そんなことばかりしか、解決策と呼べるものはないようだ。けれどこれを青山くんには勧められない。
彼は自分が見たくて幻覚を見ているわけではなくて、ただ、幻覚を見せられているだけなのだ。
一刻も早く幻覚を解くには、やはり幻覚を掛けた人にやってもらうのが一番なのかもしれない。
そんな結論にたどり着いたものの、アザリ君とどんな顔をして再会すればいいのか分からない。

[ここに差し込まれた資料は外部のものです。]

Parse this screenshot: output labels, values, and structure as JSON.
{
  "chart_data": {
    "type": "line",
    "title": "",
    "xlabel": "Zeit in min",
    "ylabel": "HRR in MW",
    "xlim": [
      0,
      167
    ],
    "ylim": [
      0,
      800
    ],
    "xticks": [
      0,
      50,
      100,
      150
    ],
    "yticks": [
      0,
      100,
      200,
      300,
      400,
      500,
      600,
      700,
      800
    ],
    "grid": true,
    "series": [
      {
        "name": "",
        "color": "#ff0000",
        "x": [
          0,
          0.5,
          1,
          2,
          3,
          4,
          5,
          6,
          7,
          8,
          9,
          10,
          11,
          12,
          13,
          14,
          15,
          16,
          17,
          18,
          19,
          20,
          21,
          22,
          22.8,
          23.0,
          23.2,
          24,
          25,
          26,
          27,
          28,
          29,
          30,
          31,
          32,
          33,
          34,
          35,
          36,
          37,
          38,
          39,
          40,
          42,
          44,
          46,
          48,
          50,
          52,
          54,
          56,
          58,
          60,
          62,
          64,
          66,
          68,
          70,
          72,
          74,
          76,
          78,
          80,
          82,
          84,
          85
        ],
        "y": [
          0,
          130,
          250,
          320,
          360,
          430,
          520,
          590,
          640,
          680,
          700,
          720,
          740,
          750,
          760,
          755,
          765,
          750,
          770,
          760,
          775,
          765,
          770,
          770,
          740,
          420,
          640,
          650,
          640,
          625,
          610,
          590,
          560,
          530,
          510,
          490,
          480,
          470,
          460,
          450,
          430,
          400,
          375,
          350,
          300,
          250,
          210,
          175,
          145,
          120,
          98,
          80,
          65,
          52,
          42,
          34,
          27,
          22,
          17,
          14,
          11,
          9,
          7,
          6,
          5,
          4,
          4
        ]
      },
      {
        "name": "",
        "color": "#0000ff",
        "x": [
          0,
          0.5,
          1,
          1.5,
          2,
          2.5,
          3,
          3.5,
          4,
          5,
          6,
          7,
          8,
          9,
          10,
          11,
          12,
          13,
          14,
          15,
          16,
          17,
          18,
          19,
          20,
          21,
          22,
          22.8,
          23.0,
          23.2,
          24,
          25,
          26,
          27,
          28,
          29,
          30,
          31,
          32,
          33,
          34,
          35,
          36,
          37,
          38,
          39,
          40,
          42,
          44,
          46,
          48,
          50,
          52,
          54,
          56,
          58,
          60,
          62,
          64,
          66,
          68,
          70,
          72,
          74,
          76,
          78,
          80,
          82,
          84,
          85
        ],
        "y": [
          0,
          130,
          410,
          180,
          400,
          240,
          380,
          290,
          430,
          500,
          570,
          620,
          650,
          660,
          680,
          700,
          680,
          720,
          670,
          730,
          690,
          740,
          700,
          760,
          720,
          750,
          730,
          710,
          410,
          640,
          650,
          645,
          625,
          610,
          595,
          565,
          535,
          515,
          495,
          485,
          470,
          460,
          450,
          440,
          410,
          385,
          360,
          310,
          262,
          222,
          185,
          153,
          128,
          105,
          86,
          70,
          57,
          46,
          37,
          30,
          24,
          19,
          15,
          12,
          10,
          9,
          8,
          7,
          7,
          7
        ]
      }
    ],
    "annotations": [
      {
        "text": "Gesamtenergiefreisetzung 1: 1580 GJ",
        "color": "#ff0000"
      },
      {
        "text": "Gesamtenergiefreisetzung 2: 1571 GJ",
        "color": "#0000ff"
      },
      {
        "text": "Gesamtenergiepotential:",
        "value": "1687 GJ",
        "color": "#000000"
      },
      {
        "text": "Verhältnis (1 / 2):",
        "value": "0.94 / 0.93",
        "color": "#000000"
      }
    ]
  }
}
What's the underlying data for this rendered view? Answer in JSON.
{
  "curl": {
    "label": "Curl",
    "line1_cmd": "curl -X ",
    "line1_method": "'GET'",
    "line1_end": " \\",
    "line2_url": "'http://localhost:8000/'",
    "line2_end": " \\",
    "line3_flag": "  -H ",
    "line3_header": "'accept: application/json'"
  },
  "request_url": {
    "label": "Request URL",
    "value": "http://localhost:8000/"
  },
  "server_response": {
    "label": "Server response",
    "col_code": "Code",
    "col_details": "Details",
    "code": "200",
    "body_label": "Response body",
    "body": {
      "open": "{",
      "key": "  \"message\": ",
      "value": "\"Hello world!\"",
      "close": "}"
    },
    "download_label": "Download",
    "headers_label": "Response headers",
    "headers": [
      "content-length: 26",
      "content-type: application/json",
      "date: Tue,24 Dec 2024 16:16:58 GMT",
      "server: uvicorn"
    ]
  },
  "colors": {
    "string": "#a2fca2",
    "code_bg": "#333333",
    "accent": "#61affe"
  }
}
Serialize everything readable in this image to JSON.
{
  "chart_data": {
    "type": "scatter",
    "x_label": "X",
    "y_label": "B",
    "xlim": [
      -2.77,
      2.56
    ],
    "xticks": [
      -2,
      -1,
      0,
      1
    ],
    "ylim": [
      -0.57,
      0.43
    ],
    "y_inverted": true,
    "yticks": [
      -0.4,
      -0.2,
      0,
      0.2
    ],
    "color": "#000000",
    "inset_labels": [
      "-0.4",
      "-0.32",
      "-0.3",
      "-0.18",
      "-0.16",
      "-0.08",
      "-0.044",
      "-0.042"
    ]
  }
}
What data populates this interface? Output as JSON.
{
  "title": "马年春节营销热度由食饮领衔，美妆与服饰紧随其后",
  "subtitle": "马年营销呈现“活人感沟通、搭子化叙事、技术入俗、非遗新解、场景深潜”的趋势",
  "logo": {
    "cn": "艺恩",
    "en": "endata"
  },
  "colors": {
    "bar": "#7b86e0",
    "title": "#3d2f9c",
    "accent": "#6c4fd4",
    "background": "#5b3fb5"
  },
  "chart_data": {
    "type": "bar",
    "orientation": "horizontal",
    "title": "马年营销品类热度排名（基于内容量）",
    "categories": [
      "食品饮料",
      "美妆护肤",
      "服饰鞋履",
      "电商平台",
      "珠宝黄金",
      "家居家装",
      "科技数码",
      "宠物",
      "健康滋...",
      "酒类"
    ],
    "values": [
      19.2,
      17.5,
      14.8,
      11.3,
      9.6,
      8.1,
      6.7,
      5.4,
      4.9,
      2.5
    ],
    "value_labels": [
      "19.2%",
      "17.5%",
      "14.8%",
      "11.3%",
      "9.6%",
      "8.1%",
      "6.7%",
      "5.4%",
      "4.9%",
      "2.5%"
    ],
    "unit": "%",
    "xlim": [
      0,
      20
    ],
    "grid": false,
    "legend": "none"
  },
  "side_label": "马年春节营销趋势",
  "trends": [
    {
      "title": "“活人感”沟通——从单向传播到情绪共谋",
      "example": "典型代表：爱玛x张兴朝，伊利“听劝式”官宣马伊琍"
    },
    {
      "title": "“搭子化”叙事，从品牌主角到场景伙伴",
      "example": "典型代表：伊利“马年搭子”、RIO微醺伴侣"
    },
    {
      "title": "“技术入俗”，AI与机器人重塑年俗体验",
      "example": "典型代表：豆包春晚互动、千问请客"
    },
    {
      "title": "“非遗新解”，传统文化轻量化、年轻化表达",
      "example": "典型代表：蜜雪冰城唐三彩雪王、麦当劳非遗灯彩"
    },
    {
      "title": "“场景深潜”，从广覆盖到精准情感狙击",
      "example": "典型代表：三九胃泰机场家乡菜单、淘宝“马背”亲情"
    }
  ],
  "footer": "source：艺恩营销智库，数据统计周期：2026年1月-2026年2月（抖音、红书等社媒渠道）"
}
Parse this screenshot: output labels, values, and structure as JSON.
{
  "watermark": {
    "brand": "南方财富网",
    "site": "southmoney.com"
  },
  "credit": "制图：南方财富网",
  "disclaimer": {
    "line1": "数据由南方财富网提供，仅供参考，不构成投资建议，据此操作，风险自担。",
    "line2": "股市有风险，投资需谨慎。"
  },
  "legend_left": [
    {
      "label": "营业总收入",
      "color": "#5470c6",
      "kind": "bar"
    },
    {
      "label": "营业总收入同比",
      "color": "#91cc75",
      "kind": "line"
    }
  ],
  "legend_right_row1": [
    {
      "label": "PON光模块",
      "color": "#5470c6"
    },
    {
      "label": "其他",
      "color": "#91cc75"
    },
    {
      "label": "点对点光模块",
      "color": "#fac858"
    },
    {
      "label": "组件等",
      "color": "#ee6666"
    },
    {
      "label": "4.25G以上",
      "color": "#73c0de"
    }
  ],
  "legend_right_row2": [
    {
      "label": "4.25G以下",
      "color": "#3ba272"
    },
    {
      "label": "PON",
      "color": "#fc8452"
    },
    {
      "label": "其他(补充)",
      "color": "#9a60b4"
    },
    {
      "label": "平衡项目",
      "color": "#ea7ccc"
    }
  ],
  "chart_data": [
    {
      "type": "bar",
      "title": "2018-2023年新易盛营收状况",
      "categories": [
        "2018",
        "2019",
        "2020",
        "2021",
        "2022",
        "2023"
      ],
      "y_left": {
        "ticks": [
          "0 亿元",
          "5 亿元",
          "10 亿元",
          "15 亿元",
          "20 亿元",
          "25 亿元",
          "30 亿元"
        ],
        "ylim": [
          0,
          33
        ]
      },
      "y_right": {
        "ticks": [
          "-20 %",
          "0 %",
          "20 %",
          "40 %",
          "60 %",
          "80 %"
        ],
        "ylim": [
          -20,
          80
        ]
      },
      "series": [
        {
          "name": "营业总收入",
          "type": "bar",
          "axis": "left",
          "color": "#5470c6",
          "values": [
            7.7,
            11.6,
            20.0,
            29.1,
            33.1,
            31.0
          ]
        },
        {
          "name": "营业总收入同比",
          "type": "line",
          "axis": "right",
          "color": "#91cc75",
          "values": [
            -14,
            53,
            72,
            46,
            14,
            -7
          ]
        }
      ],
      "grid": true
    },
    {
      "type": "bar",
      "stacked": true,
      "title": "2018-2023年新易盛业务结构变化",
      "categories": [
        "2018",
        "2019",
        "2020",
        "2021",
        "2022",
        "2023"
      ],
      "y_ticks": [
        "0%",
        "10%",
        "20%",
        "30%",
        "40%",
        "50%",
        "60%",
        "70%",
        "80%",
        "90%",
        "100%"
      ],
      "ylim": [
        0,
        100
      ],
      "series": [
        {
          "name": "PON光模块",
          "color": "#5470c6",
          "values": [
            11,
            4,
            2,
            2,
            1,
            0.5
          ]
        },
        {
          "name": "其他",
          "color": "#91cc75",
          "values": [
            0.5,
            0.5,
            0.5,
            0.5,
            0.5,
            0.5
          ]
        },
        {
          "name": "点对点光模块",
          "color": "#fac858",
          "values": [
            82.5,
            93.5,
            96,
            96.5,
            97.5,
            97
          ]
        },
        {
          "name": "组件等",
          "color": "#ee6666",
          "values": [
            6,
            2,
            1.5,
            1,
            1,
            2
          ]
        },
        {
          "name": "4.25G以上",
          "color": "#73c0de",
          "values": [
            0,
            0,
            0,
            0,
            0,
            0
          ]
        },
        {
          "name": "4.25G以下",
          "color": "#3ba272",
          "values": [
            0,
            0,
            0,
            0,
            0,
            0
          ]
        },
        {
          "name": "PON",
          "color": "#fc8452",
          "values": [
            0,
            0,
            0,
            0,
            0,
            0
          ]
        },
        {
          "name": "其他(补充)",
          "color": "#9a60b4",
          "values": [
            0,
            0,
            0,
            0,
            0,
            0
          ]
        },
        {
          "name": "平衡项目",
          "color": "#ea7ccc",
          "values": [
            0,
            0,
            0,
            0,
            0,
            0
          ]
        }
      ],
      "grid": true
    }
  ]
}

私が彼にしたことを思えば、許されないことのように思う。
そもそも、どうしたら会えるのか、その方法さえわからないのだ。
これといった解決策が見つからないまま、ただ時が過ぎてしまっていた。
夜10時、スマホから電話の着信音がする。
あれから青山くんは、宣言通り毎日電話を掛けてきた。
その日のニュースの話や、仕事の話、そして私に愛の言葉を告げるために。
私はそれらを全て聞いた後に
「その気持ちは、幻覚のせいなんです。」
と言い続けた。
今日も同じ話をしなくてはいけない。早くどうにかしなければ。
私はため息を吐きながら電話に出た。
『あ、俺。今日、隣の部屋に新しい入居者が来たんだよ。』
「……そうですか。」
『その人が挨拶に来て、幽霊の話をしてきたから、悪魔が出るって教えてあげたよ。そしたらその人、何て言ったと思う?』
――入居者、悪魔が出る…。
私は、その時、悪魔の呼び方を知っている人がいることに気が付いた。